Are there dispensaries open on St. Thomas?

Not yet. Five dispensaries have cleared the licensing review and are preparing to open. The Office of Cannabis Regulation is targeting 2026 for the first legal retail sale on St. Thomas. The island is allocated up to seven dispensary licenses, the largest pool in the territory.

Where will dispensaries be on St. Thomas?

The first shops are spread across the island's commercial cores. Expect locations in and around Charlotte Amalie (the cruise and shopping hub), at Havensight near the cruise port, and in Red Hook on the east end. Charlotte Amalie is the closest to a downtown hotel or a cruise ship; Red Hook is the closest to anyone ferrying in from St. John.

Can tourists buy from a St. Thomas dispensary?

Yes, once dispensaries open. Any adult 21 or older can purchase cannabis with a government-issued photo ID. Non-residents pay a $20 Cannabis Fee at the register plus 18 percent sales tax. No medical card and no pre-registration is required.

Can cruise passengers buy cannabis on St. Thomas?

Yes, once shops open, and cruise passengers will be the single largest group of first-day customers. The constraint is time, not legality. Walk off the ship at Havensight or Crown Bay, ID at the door, buy, and get back before the all-aboard. What you cannot do is bring the purchase back onto the ship. Cruise ships operate under federal jurisdiction, and every major line bans cannabis in its guest terms.

Do I need a medical card to buy weed on St. Thomas?

No. Adult-use legalization means any visitor 21 or older can walk in with a government-issued photo ID. Visiting medical patients can register their home-state card with the Office of Cannabis Regulation for recognition, but registration isn't required to purchase. A registered medical card gets a higher possession cap and a sales-tax exemption.

What will dispensaries on St. Thomas actually sell?

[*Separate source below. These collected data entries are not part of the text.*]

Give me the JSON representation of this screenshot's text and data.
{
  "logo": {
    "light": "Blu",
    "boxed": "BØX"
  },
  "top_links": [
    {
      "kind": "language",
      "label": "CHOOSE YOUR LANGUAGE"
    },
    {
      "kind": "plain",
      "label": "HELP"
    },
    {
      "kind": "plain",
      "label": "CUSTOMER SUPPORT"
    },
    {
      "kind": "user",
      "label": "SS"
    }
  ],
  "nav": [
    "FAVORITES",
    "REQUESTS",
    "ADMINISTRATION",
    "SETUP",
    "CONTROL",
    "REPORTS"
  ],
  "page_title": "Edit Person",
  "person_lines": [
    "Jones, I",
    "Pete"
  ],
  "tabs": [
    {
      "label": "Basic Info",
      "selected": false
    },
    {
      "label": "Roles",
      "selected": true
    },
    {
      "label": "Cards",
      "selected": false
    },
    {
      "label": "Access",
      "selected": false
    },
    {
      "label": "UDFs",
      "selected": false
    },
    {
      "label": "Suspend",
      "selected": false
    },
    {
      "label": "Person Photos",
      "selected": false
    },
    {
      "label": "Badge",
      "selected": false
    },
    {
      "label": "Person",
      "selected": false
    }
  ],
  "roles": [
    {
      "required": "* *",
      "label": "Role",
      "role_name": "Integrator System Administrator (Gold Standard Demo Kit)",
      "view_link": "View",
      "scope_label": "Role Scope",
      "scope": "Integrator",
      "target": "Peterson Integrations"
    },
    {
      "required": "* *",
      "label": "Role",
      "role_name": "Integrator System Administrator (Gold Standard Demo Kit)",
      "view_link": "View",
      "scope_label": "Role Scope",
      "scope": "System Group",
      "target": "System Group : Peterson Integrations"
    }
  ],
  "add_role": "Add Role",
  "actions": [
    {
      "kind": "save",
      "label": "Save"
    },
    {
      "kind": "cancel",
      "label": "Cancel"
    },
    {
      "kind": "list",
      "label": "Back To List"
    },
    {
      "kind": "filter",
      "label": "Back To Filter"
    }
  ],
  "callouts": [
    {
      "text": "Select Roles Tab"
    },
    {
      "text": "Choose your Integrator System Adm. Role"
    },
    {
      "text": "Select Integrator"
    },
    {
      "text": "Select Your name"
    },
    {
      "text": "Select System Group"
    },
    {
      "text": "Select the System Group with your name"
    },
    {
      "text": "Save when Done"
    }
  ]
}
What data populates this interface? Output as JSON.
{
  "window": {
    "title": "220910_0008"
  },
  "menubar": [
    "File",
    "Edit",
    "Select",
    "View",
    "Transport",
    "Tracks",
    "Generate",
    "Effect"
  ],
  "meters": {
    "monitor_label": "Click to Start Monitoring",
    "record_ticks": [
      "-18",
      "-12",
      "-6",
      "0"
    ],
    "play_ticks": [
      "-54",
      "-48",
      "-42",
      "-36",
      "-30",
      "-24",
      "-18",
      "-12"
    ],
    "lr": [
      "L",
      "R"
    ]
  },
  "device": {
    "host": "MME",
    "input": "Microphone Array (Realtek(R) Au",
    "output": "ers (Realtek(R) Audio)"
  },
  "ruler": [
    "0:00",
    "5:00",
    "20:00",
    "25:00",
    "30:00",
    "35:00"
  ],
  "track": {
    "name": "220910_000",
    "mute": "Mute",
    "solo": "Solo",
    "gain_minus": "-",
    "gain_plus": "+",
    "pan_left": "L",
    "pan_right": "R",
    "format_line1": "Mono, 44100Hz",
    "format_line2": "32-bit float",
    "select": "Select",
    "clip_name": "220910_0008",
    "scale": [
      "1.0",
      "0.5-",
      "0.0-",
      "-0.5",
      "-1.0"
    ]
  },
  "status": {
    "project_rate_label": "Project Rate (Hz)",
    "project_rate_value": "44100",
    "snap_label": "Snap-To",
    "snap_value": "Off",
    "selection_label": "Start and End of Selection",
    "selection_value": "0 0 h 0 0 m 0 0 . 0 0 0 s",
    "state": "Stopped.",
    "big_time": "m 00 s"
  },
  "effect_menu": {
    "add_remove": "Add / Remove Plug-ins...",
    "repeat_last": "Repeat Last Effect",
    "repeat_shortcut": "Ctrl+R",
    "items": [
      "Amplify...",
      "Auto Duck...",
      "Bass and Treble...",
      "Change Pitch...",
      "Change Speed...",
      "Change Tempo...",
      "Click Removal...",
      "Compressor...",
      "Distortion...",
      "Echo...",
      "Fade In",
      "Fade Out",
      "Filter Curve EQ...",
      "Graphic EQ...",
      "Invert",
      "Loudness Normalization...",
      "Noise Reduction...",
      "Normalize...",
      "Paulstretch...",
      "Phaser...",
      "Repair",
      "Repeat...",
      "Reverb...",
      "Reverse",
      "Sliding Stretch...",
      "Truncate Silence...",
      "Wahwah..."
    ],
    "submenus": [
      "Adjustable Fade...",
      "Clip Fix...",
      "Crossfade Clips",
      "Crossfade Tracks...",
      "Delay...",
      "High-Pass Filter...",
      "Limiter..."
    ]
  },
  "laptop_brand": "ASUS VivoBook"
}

The standard dispensary menu: flower (dried buds), pre-rolls, vape cartridges, edibles and THC gummies, concentrates, and non-psychoactive topicals and tinctures. First-day selection will be narrower than a mainland dispensary since the territory's micro-cultivators are still scaling up. For first-time edible buyers, the rule is start with 2.5 to 5 milligrams and wait a full hour before a second dose.

Which dispensary is closest to Magens Bay?

No dispensary on St. Thomas will open near Magens Bay, Coki Beach, or any of the island's beaches. Licensed operators are clustering in Charlotte Amalie, Havensight, and Red Hook. From Magens Bay, the shortest drive is back toward Charlotte Amalie. And whatever you buy can't legally be consumed on the beach; the public-consumption rule is territory-wide.

What ID do I need at the register?

A current government-issued photo ID showing a birthdate. A U.S. driver's license works. So does a U.S. passport or a foreign passport. The ID check is the first thing at the door, before you even see the menu board.

Will dispensaries on St. Thomas take credit cards?

Plan on cash. Federal banking rules make card acceptance at cannabis dispensaries complicated, and mainland shops still largely run cash. Expect an in-shop ATM with a per-transaction fee. Some shops offer pin-debit processed as cash-withdrawal; the rules vary shop to shop. Bring more cash than you think you'll need.

What hours will dispensaries keep?

Per-shop hours are set by each operator under Office of Cannabis Regulation guidance. Expect standard retail hours on weekdays, later into the evening on Fridays and Saturdays, and shorter on Sundays. Cruise-port shops will likely track ship schedules. Exact hours will be posted here as each St. Thomas shop opens its doors.

Can I fly home from St. Thomas with what I bought?

No. Cyril E. King airport is federal jurisdiction where cannabis is illegal. TSA and federal drug agents work there. Whatever you buy on St. Thomas stays on St. Thomas. Same rule for the ferry to St. John, the seaplane to St. Croix, and for cruise ships, all of which operate under federal law.

Is St. Thomas's cannabis market the same as the British Virgin Islands?

No. St. Thomas is part of the U.S. Virgin Islands (USVI), an American territory that legalized adult-use cannabis under Act 8680 in 2023. The British Virgin Islands (BVI) are a separate country with separate, stricter cannabis laws. The Red Hook ferry crosses into BVI waters when it goes to Tortola or Jost Van Dyke; don't carry cannabis across that border.